23 de setembro, de 2014 | 00:00
SRS de prontidão para vírus do Ebola
Profissionais da saúde são capacitados pela Superintendência Regional de Saúde
FABRICIANO O avanço do Vírus Ebola (DVE) pelo mundo deixou vários países em alerta e, para barrar a disseminação da doença, foram implementados alguns protocolos com controle epidemiológico em aeroportos e capacitação de profissionais. O Protocolo de Vigilância e Manejo de Casos Suspeitos de Doença pelo Vírus Ebola em Minas Gerais foi elaborado em agosto deste ano. As informações do protocolo e dados atualizados da doença no continente africano foram tema de uma capacitação realizada na Superintendência Regional de Saúde (SRS), sediada em Coronel Fabriciano, no início de setembro.
O evento reuniu coordenadores de Epidemiologia e Atenção Primária e representantes dos hospitais da jurisdição da SRS, no último dia 11. Na ocasião, foram abordados os aspectos gerais da doença, o modo de transmissão, sinais e sintomas, diagnóstico diferencial, importância da vigilância da doença pelo vírus Ebola, fluxo de atendimento em Minas Gerais dos casos suspeitos e o Plano de Contingência Estadual.
No mês de agosto de 2014, a doença foi decretada como emergência em Saúde Pública Internacional, pela Organização Mundial de Saúde (OMS), sendo necessária uma ação coordenada de todos os países para conter a entrada do vírus em cada nação. No Brasil, o Ministério da Saúde elaborou um protocolo nacional e cada Estado estabelece Protocolos e Plano de Contingência com o objetivo de impedir a disseminação do Ebola, caso o vírus entre no país.

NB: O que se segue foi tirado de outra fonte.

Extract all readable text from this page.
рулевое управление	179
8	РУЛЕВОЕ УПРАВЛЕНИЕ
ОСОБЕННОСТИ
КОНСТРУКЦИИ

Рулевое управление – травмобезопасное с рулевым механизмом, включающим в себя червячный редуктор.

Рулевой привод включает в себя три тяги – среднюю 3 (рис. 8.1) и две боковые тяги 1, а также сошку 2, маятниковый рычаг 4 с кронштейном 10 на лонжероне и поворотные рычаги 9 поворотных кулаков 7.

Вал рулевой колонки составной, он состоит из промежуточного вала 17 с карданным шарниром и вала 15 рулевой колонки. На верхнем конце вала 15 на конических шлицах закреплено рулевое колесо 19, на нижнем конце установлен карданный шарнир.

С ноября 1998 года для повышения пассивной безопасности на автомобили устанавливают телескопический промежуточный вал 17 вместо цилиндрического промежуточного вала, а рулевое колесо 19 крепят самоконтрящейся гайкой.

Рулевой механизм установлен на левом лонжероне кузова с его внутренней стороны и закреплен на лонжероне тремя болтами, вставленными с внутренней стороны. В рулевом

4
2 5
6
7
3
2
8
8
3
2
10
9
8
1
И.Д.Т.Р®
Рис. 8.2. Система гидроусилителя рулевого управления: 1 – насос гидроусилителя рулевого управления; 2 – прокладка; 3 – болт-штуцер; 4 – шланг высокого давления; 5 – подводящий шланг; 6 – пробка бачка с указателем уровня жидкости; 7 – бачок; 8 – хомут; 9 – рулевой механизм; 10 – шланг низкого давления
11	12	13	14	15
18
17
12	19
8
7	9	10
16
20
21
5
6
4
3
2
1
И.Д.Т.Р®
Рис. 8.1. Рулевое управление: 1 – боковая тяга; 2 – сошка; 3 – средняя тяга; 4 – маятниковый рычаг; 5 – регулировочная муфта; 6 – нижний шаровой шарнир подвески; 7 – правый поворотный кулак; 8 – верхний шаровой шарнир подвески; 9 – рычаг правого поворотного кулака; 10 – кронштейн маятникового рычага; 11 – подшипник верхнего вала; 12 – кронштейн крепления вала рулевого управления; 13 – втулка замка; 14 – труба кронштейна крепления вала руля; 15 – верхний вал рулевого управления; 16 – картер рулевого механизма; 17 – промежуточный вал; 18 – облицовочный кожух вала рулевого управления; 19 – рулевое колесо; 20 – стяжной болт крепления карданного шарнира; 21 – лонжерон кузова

Uma das palestrantes no encontro, a coordenadora do Núcleo de Vigilância Epidemiológica da SRS, Cássia Soares, explicou como foram as orientações para os profissionais. Os municípios deverão notificar, imediatamente, a Vigilância Epidemiológica da SRS e o Centro de Informações Estratégicas de Minas Gerais os casos suspeitos de Ebola”, frisou Cássia Soares. O caso suspeito é considerado envolvendo indivíduos procedentes, nos últimos 21 dias, de país com transmissão atual de Ebola (Libéria, Guiné, Serra Leoa, Nigéria) que apresente febre de início súbito, podendo ser acompanhada de sintomas como dor de cabeça, dor muscular, dor articular, fraqueza, diarreia, vômitos, perda de apetite e/ou hemorragia. De acordo com o protocolo estadual, este último caso deverá ser isolado imediatamente e notificado.
O caso provável do indivíduo que apresente histórico de contato com pessoa doente, participação em funerais ou rituais fúnebres de pessoas com suspeita da doença ou contato com animais doentes ou mortos, também deverá ser notificado para que haja a vigilância. Os contatos de casos suspeitos identificados deverão ser notificados e monitorados por 21 dias após a última exposição conhecida”, pontua Cássia Soares.
Em caso de alguma suspeita, o protocolo estadual orienta que a pessoa seja isolada e encaminhada, via transporte aéreo, para o hospital de referência estadual, o Eduardo de Menezes, da Fundação Hospitalar Hemominas, para tratamento e coleta de amostra para identificação do vírus. A amostra será encaminhada ao Instituto Evandro Chagas no Rio de Janeiro. Se confirmando o caso, o paciente continuará em isolamento, receberá tratamento de suporte e as pessoas que tiveram contato com ele serão monitoradas.
Cássia Soares afirma que o debate sobre o assunto é oportuno, tendo em vista que a epidemia iniciou-se, provavelmente, em dezembro de 2013, na Guiné e, até o momento, não foi controlada. A letalidade é alta, podendo chegar a 90% dos casos e o tratamento para a doença ainda é limitado, pois não há vacina e nem medicamento específico. É importante mantermos os municípios informados para adoção de medidas imediatas para evitarmos a disseminação da doença”, ressaltou a coordenadora do Núcleo de Vigilância Epidemiológica da SRS.